The Pakistan Army elite has sounded the warning bell for the beleaguered Nawaz Sharif government.

The Pakistan Army elite has sounded the warning bell for the beleaguered Nawaz Sharif government. At the Corps Commanders meeting on Friday, the animosity towards the Prime Minister and his team was evident.

The terse statement that came out made it clear that the powerful “corner-plot-walas” blame the PMO for the leak to Dawn. They said that the article is a breach of national security and termed Cyril Almeida’s information as “false and fabricated.”

However, they did not clarify why a false and fabricated story could endanger national security.

The Army gave the Sharif government five days to find out the source that “fed” the information to Almeida about the crucial October 3rd meeting.

Almeida’s report had minute details and it was later backed by the editor of Dawn who said that the facts were checked and rechecked. During the five days that the Sharif government had to come up with a plausible explanation, the PMO bungled by first putting Almeida on the Exit Control List and then withdrawing it.

It fielded interior minister Chaudhury Nisar to awkwardly explain its stand.

Meanwhile, almost the entire international public opinion favoured Almeida and press freedom.

Whoever planted the information on Dawn wanted it to appear that Nawaz Sharif and his brother Shahbaz Sharif, the chief minister of Punjab province, were knights in shining armour wanting to put terrorists behind bars but it was the Army that was preventing it.

As one journalist on a TV show said, “Inki capacity Chotu gang ko pakadne kii hai nahi, yeh kahaan sey Jaish ko pakdenge Gullu Butt they couldn’t catch who had one gun, they had to call the army.” The reference is to small time gangsters, who are unafraid of the civilian governments in Pakistan.
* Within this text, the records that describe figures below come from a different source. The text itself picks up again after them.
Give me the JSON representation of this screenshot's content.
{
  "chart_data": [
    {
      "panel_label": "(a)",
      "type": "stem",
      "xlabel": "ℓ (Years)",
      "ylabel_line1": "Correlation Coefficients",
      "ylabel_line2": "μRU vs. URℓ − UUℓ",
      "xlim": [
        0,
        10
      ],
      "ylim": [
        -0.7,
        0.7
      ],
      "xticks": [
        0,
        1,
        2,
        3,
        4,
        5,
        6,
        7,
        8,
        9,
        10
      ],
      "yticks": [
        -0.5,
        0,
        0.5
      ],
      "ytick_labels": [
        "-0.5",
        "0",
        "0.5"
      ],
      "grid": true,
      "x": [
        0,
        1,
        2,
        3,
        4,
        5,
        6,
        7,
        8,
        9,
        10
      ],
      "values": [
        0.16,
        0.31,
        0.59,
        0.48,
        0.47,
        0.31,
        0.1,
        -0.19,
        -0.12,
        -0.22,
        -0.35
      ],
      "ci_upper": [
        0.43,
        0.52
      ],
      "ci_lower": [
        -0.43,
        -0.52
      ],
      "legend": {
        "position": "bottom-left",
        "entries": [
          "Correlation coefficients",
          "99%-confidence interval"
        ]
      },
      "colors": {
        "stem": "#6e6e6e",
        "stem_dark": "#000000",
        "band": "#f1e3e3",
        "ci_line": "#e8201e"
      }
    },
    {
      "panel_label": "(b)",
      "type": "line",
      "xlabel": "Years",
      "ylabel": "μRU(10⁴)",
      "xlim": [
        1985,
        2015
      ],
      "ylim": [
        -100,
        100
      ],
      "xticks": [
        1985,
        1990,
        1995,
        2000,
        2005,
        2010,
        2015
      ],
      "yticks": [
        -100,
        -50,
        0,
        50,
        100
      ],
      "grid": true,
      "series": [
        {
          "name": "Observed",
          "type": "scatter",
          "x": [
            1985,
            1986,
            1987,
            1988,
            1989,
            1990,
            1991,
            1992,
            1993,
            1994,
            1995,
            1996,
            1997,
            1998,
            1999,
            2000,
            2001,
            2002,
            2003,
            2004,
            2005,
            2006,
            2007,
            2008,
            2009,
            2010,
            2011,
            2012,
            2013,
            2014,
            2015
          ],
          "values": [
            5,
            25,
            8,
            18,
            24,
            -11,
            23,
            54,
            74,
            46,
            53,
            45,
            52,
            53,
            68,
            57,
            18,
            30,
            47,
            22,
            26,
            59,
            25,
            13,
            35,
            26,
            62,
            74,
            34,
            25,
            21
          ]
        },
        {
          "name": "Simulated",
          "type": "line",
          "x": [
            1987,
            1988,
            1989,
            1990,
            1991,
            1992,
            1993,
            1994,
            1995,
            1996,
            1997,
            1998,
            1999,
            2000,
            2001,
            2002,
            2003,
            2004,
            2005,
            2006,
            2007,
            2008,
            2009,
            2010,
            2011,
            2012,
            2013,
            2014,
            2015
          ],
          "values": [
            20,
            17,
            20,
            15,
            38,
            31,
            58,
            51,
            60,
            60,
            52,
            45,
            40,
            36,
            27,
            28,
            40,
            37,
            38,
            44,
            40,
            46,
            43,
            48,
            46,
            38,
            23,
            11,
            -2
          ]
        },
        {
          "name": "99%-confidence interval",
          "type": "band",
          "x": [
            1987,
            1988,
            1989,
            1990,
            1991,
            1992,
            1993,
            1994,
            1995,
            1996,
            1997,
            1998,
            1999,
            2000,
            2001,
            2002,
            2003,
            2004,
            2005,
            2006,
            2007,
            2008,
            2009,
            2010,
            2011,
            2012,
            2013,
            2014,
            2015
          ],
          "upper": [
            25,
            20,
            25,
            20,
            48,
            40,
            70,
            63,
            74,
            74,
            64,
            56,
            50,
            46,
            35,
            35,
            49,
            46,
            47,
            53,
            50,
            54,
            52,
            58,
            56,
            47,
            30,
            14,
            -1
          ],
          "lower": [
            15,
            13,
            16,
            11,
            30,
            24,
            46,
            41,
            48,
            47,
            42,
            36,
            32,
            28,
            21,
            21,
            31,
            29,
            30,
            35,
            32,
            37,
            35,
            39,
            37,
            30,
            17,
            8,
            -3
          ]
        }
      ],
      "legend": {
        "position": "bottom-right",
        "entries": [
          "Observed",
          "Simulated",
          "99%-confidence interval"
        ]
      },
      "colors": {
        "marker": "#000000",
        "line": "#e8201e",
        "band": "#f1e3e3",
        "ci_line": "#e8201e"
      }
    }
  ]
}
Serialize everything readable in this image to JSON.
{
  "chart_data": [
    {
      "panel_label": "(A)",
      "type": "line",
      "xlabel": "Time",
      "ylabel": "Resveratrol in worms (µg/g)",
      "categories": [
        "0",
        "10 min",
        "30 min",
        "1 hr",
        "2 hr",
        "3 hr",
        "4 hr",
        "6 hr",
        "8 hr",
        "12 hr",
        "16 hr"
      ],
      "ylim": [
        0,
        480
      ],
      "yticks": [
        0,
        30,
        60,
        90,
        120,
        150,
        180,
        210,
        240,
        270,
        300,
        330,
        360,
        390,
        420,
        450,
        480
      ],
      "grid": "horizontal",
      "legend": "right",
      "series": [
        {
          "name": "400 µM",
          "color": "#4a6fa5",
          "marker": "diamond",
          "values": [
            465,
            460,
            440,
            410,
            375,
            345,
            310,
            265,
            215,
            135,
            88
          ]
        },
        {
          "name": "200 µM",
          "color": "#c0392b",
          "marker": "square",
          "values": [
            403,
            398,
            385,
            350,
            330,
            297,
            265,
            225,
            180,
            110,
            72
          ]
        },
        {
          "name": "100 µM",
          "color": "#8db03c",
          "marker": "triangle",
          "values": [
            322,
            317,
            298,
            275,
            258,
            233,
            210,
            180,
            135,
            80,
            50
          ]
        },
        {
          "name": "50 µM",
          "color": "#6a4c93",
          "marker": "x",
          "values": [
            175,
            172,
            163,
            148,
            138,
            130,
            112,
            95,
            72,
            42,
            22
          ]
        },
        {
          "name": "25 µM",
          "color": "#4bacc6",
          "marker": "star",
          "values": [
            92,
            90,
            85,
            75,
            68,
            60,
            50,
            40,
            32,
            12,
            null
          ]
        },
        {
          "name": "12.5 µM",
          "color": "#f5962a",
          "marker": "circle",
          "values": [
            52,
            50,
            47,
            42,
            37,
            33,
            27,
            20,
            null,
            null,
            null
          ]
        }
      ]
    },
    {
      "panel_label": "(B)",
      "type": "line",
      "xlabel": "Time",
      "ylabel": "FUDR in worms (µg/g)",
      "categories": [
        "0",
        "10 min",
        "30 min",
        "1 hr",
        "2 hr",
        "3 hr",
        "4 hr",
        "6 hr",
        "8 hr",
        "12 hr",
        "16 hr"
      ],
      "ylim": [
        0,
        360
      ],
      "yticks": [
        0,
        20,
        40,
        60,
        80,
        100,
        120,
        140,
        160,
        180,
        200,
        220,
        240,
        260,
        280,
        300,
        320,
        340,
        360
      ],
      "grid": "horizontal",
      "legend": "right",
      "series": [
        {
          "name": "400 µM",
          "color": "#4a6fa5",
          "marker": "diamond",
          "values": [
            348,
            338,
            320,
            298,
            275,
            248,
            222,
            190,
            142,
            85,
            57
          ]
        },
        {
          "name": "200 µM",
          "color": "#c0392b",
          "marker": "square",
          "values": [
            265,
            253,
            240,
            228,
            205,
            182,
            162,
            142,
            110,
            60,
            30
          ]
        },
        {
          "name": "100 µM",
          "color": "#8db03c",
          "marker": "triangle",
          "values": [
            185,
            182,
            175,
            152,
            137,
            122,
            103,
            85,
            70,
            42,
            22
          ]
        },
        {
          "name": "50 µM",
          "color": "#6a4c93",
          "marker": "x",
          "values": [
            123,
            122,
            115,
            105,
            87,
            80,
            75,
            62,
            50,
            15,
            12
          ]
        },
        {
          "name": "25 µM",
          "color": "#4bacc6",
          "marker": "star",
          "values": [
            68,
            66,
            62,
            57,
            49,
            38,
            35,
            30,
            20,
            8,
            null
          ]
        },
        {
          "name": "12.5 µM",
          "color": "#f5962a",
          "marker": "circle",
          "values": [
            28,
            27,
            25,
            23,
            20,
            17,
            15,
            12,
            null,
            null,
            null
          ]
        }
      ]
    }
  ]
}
The insinuation was that it was preposterous suggestion in the Almeida report that Shahbaz Sharif had the gumption to have said what he did about the Army protecting terrorists who Nawaz and Shahbaz wanted to crackdown on.

But TV commentators in Pakistan are now deducing that what actually happened was that after the success of Zarb-e-Azb, the military offensive against the Taliban in North Waziristan, and similar crackdown in Sindh, the army was keen to move into the Punjab province.